Just thought I’d share this since it’s working for me at my home instance of federate.cc, even though it’s not documented in the Lemmy hosting guide.
The image server used by Lemmy, pict-rs, recently added support for object storage like Amazon S3, instead of serving images directly off the disk. This is potentially interesting to you because object storage is orders of magnitude cheaper than disk storage with a VM.
By way of example, I’m hosting my setup on Vultr, but this applies to say Digital Ocean or AWS as well. Going from a 50GB to a 100GB VM instance on Vultr will take you from $12 to $24/month. Up to 180GB, $48/month. Of course these include CPU and RAM step-ups too, but I’m focusing only on disk space for now.
Vultr’s object storage by comparison is $5/month for 1TB of storage and includes a separate 1TB of bandwidth that doesn’t count against your main VM, plus this content is served off of Vultr’s CDN instead of your instance, meaning even less CPU load for you.
This is pretty easy to do. What we’ll be doing is diverging slightly from the official Lemmy ansible setup to add some different environment variables to pict-rs.
After step 5, before running the ansible playbook, we’re going to modify the ansible template slightly:
cd templates/
cp docker-compose.yml docker-compose.yml.original
Now we’re going to edit the docker-compose.yml with your favourite text editor, personally I like micro
but vim
, emacs
, nano
or whatever will do…
favourite-editor docker-compose.yml
Down around line 67 begins the section for pictrs
, you’ll notice under the environment
section there are a bunch of things that the Lemmy guys predefined. We’re going to add some here to take advantage of the new support for object storage in pict-rs 0.4+:
At the bottom of the environment
section we’ll add these new vars:
- PICTRS__STORE__TYPE=object_storage
- PICTRS__STORE__ENDPOINT=Your Object Store Endpoint
- PICTRS__STORE__BUCKET_NAME=Your Bucket Name
- PICTRS__STORE__REGION=Your Bucket Region
- PICTRS__STORE__USE_PATH_STYLE=false
- PICTRS__STORE__ACCESS_KEY=Your Access Key
- PICTRS__STORE__SECRET_KEY=Your Secret Key
So your whole pictrs
section looks something like this: https://pastebin.com/X1dP1jew
The actual bucket name, region, access key and secret key will come from your provider. If you’re using Vultr like me then they are under the details after you’ve created your object store, under Overview -> S3 Credentials. On Vultr your endpoint will be something like sjc1.vultrobjects.com, and your region is the domain prefix, so in this case sjc1.

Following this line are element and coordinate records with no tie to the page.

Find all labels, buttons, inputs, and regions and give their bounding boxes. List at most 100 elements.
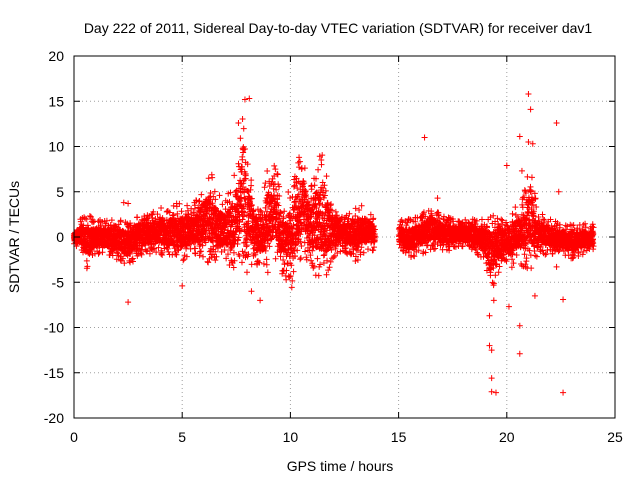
data-point bbox=[314, 255, 321, 262]
data-point bbox=[298, 242, 305, 249]
data-point bbox=[495, 269, 502, 276]
data-point bbox=[163, 208, 170, 215]
data-point bbox=[89, 251, 96, 258]
data-point bbox=[365, 246, 372, 253]
data-point bbox=[478, 216, 485, 223]
data-point bbox=[86, 250, 93, 257]
data-point bbox=[159, 251, 166, 258]
data-point bbox=[184, 202, 191, 209]
data-point bbox=[129, 258, 136, 265]
data-point bbox=[173, 251, 180, 258]
data-point bbox=[301, 165, 308, 172]
data-point bbox=[198, 191, 205, 198]
data-point bbox=[114, 249, 121, 256]
data-point bbox=[183, 253, 190, 260]
data-point bbox=[109, 252, 116, 259]
data-point bbox=[134, 214, 141, 221]
data-point bbox=[323, 173, 330, 180]
data-point bbox=[509, 256, 516, 263]
data-point bbox=[248, 261, 255, 268]
data-point bbox=[264, 269, 271, 276]
data-point bbox=[371, 244, 378, 251]
data-point bbox=[173, 203, 180, 210]
data-point bbox=[492, 272, 499, 279]
data-point bbox=[327, 258, 334, 265]
data-point bbox=[138, 251, 145, 258]
data-point bbox=[240, 125, 247, 132]
data-point bbox=[266, 243, 273, 250]
data-point bbox=[117, 217, 124, 224]
data-point bbox=[155, 244, 162, 251]
data-point bbox=[212, 257, 219, 264]
data-point bbox=[216, 192, 223, 199]
data-point bbox=[146, 250, 153, 257]
data-point bbox=[263, 256, 270, 263]
data-point bbox=[230, 249, 237, 256]
data-point bbox=[169, 212, 176, 219]
data-point bbox=[311, 182, 318, 189]
data-point bbox=[200, 253, 207, 260]
data-point bbox=[88, 213, 95, 220]
data-point bbox=[158, 204, 165, 211]
data-point bbox=[165, 248, 172, 255]
data-point bbox=[113, 256, 120, 263]
data-point bbox=[243, 269, 250, 276]
data-point bbox=[498, 216, 505, 223]
data-point bbox=[84, 263, 91, 270]
data-point bbox=[297, 256, 304, 263]
data-point bbox=[198, 248, 205, 255]
data-point bbox=[90, 219, 97, 226]
data-point bbox=[370, 247, 377, 254]
data-point bbox=[209, 174, 216, 181]
data-point bbox=[178, 208, 185, 215]
data-point bbox=[184, 207, 191, 214]
data-point bbox=[83, 257, 90, 264]
data-point bbox=[237, 135, 244, 142]
data-point bbox=[107, 221, 114, 228]
data-point bbox=[260, 260, 267, 267]
data-point bbox=[280, 257, 287, 264]
data-point bbox=[264, 168, 271, 175]
data-point bbox=[182, 211, 189, 218]
data-point bbox=[274, 171, 281, 178]
data-point bbox=[263, 261, 270, 268]
data-points bbox=[70, 91, 597, 396]
data-point bbox=[238, 259, 245, 266]
data-point bbox=[328, 201, 335, 208]
data-point bbox=[127, 250, 134, 257]
data-point bbox=[509, 210, 516, 217]
data-point bbox=[271, 162, 278, 169]
data-point bbox=[103, 217, 110, 224]
data-point bbox=[524, 173, 531, 180]
data-point bbox=[235, 160, 242, 167]
data-point bbox=[302, 248, 309, 255]
data-point bbox=[318, 161, 325, 168]
data-point bbox=[190, 209, 197, 216]
data-point bbox=[153, 249, 160, 256]
data-point bbox=[174, 210, 181, 217]
data-point bbox=[297, 255, 304, 262]
data-point bbox=[144, 247, 151, 254]
data-point bbox=[290, 268, 297, 275]
data-point bbox=[315, 166, 322, 173]
data-point bbox=[143, 248, 150, 255]
data-point bbox=[108, 217, 115, 224]
data-point bbox=[175, 246, 182, 253]
data-point bbox=[95, 250, 102, 257]
data-point bbox=[211, 188, 218, 195]
data-point bbox=[119, 255, 126, 262]
data-point bbox=[154, 211, 161, 218]
data-point bbox=[176, 200, 183, 207]
data-point bbox=[513, 252, 520, 259]
data-point bbox=[121, 260, 128, 267]
data-point bbox=[205, 259, 212, 266]
data-point bbox=[326, 264, 333, 271]
data-point bbox=[288, 284, 295, 291]
data-point bbox=[151, 245, 158, 252]
data-point bbox=[83, 216, 90, 223]
data-point bbox=[308, 186, 315, 193]
data-point bbox=[77, 218, 84, 225]
data-point bbox=[205, 175, 212, 182]
data-point bbox=[166, 209, 173, 216]
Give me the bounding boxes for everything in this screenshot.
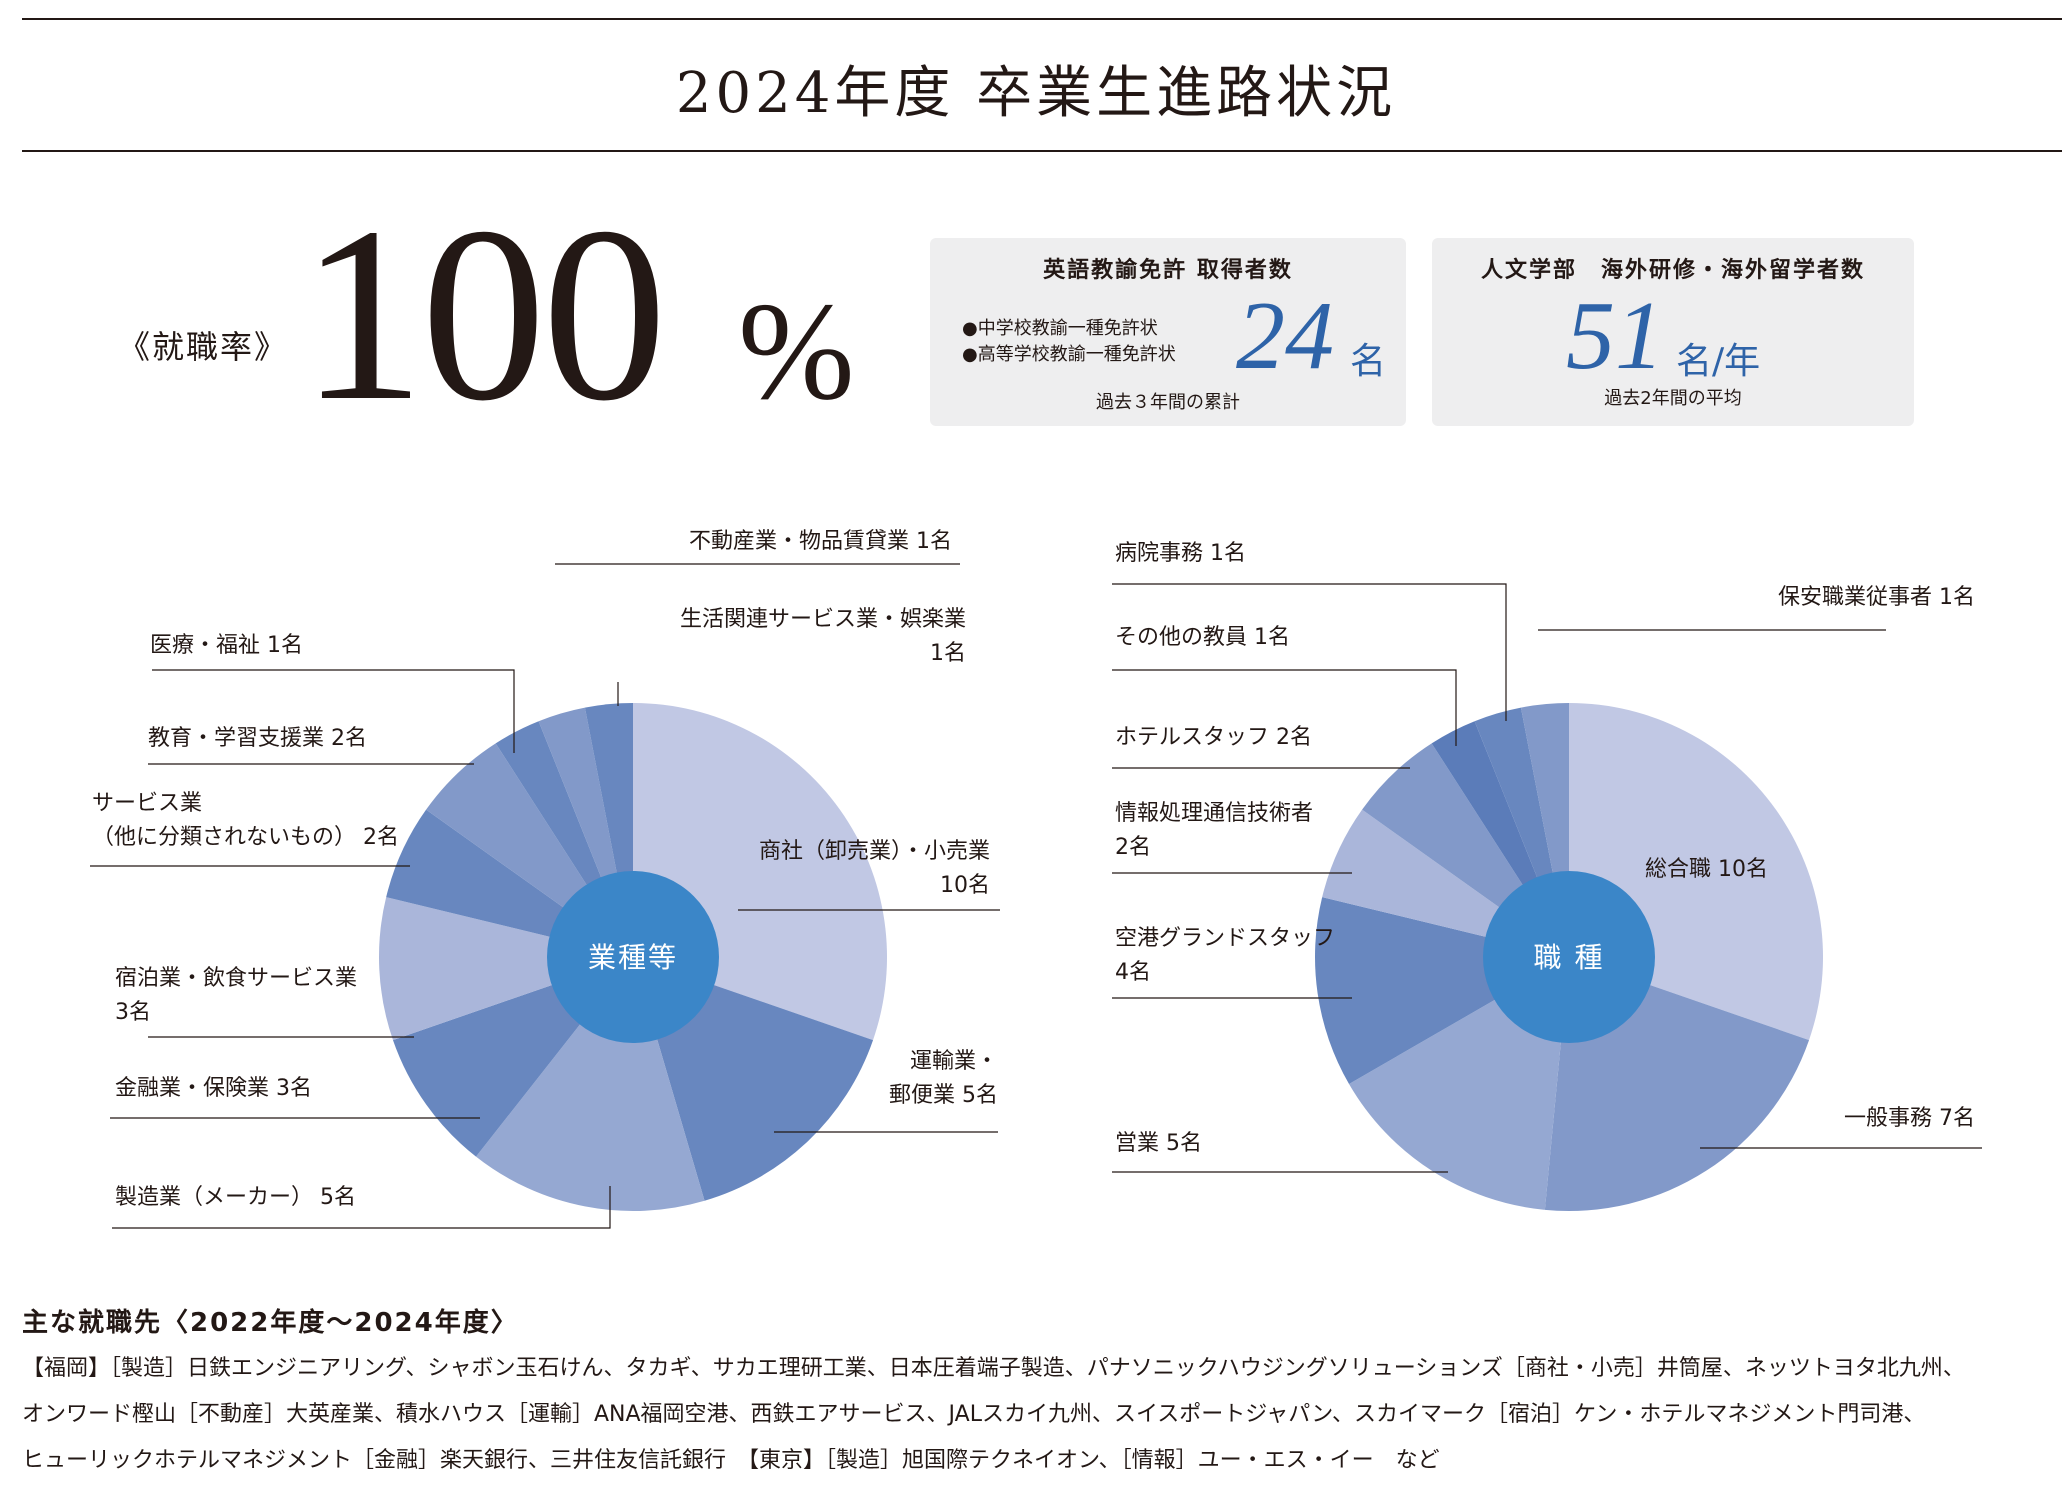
slice-label: 教育・学習支援業 2名	[148, 726, 367, 751]
employment-rate-unit: %	[738, 274, 855, 429]
slice-label: 運輸業・	[910, 1049, 998, 1074]
slice-label: 営業 5名	[1115, 1131, 1202, 1156]
license-footnote: 過去３年間の累計	[1096, 392, 1240, 413]
leader-line	[1112, 669, 1457, 746]
slice-label: 宿泊業・飲食サービス業	[115, 966, 357, 991]
page-title: 2024年度 卒業生進路状況	[675, 61, 1397, 126]
slice-label: 保安職業従事者 1名	[1778, 585, 1975, 610]
pie-center-label: 職 種	[1534, 941, 1605, 974]
pie-center	[1483, 871, 1655, 1043]
pie-slice	[379, 897, 633, 1041]
slice-label: 生活関連サービス業・娯楽業	[680, 607, 966, 632]
employers-line: 【福岡】［製造］日鉄エンジニアリング、シャボン玉石けん、タカギ、サカエ理研工業、…	[22, 1356, 1965, 1381]
slice-label: 4名	[1115, 960, 1151, 985]
slice-label: ホテルスタッフ 2名	[1115, 725, 1312, 750]
license-item: ●中学校教諭一種免許状	[962, 318, 1158, 339]
license-item: ●高等学校教諭一種免許状	[962, 344, 1176, 365]
abroad-footnote: 過去2年間の平均	[1604, 388, 1742, 409]
employers-line: オンワード樫山［不動産］大英産業、積水ハウス［運輸］ANA福岡空港、西鉄エアサー…	[22, 1402, 1926, 1427]
slice-label: その他の教員 1名	[1115, 625, 1290, 650]
slice-label: 商社（卸売業）・小売業	[759, 839, 990, 864]
slice-label: 情報処理通信技術者	[1115, 801, 1313, 826]
leader-line	[112, 1186, 611, 1229]
employers-title: 主な就職先〈2022年度〜2024年度〉	[22, 1308, 519, 1338]
license-count: 24	[1236, 282, 1334, 390]
title-underline	[22, 150, 2062, 152]
slice-label: 郵便業 5名	[889, 1083, 998, 1108]
slice-label: 総合職 10名	[1645, 857, 1768, 882]
leader-line	[152, 669, 515, 753]
employment-rate-label: 《就職率》	[118, 328, 289, 366]
slice-label: 3名	[115, 1000, 151, 1025]
slice-label: 病院事務 1名	[1115, 541, 1246, 566]
slice-label: 空港グランドスタッフ	[1115, 926, 1335, 951]
leader-line	[1112, 583, 1507, 721]
employment-rate-value: 100	[300, 176, 667, 453]
license-count-unit: 名	[1350, 341, 1387, 382]
slice-label: 一般事務 7名	[1844, 1106, 1975, 1131]
slice-label: 1名	[930, 641, 966, 666]
slice-label: 製造業（メーカー） 5名	[115, 1185, 356, 1210]
license-box: 英語教諭免許 取得者数 ●中学校教諭一種免許状 ●高等学校教諭一種免許状 24 …	[930, 238, 1406, 426]
slice-label: 不動産業・物品賃貸業 1名	[689, 529, 952, 554]
pie-center	[547, 871, 719, 1043]
slice-label: （他に分類されないもの） 2名	[92, 825, 399, 850]
pie-center-label: 業種等	[588, 941, 678, 974]
abroad-count: 51	[1566, 282, 1664, 390]
slice-label: 2名	[1115, 835, 1151, 860]
slice-label: サービス業	[92, 791, 202, 816]
top-rule	[22, 18, 2062, 20]
employers-line: ヒューリックホテルマネジメント［金融］楽天銀行、三井住友信託銀行 【東京】［製造…	[22, 1448, 1440, 1473]
slice-label: 医療・福祉 1名	[150, 633, 303, 658]
slice-label: 10名	[940, 873, 990, 898]
abroad-box-title: 人文学部 海外研修・海外留学者数	[1480, 258, 1865, 283]
license-box-title: 英語教諭免許 取得者数	[1043, 258, 1293, 283]
abroad-box: 人文学部 海外研修・海外留学者数 51 名/年 過去2年間の平均	[1432, 238, 1914, 426]
abroad-count-unit: 名/年	[1676, 341, 1761, 382]
slice-label: 金融業・保険業 3名	[115, 1076, 312, 1101]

Now you can install as usual. If you have an existing instance already deployed, there is an additional migration command you have to run to move your on-disk images into the object storage.
You’re now good to go and things should pretty much behave like before, except pict-rs
will be saving images to your designated cloud/object store, and when serving images it will instead redirect clients to pull directly from the object store, saving you a lot of storage, cpu use and bandwidth, and therefore money.
Hope this helps someone, I am not an expert in either Lemmy administration nor Linux sysadmin stuff, but I can say I’ve done this on my own instance at federate.cc and so far I can’t see any ill effects.
Happy Lemmy-ing!
Going from a 50GB to a 100GB VM instance on Vultr will take you from $12 to $24/month. Up to 180GB, $48/month
This is true if you’re only updating your VPS to the next tier, but this not only updates disk, also vCPU, Ram and bandwidth. So maybe you’re updating stuff you don’t need.
I still have my 1vCPU, 1GB RAM, 25GB disk for $6 plus 40GB of block storage for just $1 extra.
If I want to go up to a 100GB it’d be $2.50 and 181GB would be $4.53.
For $48/month you can get 1.9TB.I’m still not very familiar with object storage, so for something like pict-rs it could still be better/cheaper to use it because of the bandwidth or the CPU usage as you mentioned.
I just wanted to mention block storage can also be an option.Block storage is also another option, but I believe it then becomes your problem to mount it, etc. You can think of object storage as a “cloud drive” that has its own web serving capabilities; you upload your files “somewhere” that now live in a cloud that you don’t have to manage, and that end users’ browsers can directly pull files from. it does tend to be cheaper as well. So some advantages there for our use case.
Thanks for this useful write-up. It was helpful when I migrated my instance to use object storage.
Yeah, Vultr object storage is great until their entire instance crashes and basically makes it unusable for multiple days. NJ is STILL having problems and write is disabled. I’m almost done migrating to a new object storage host and probably will not be using Vultr ever again for object storage.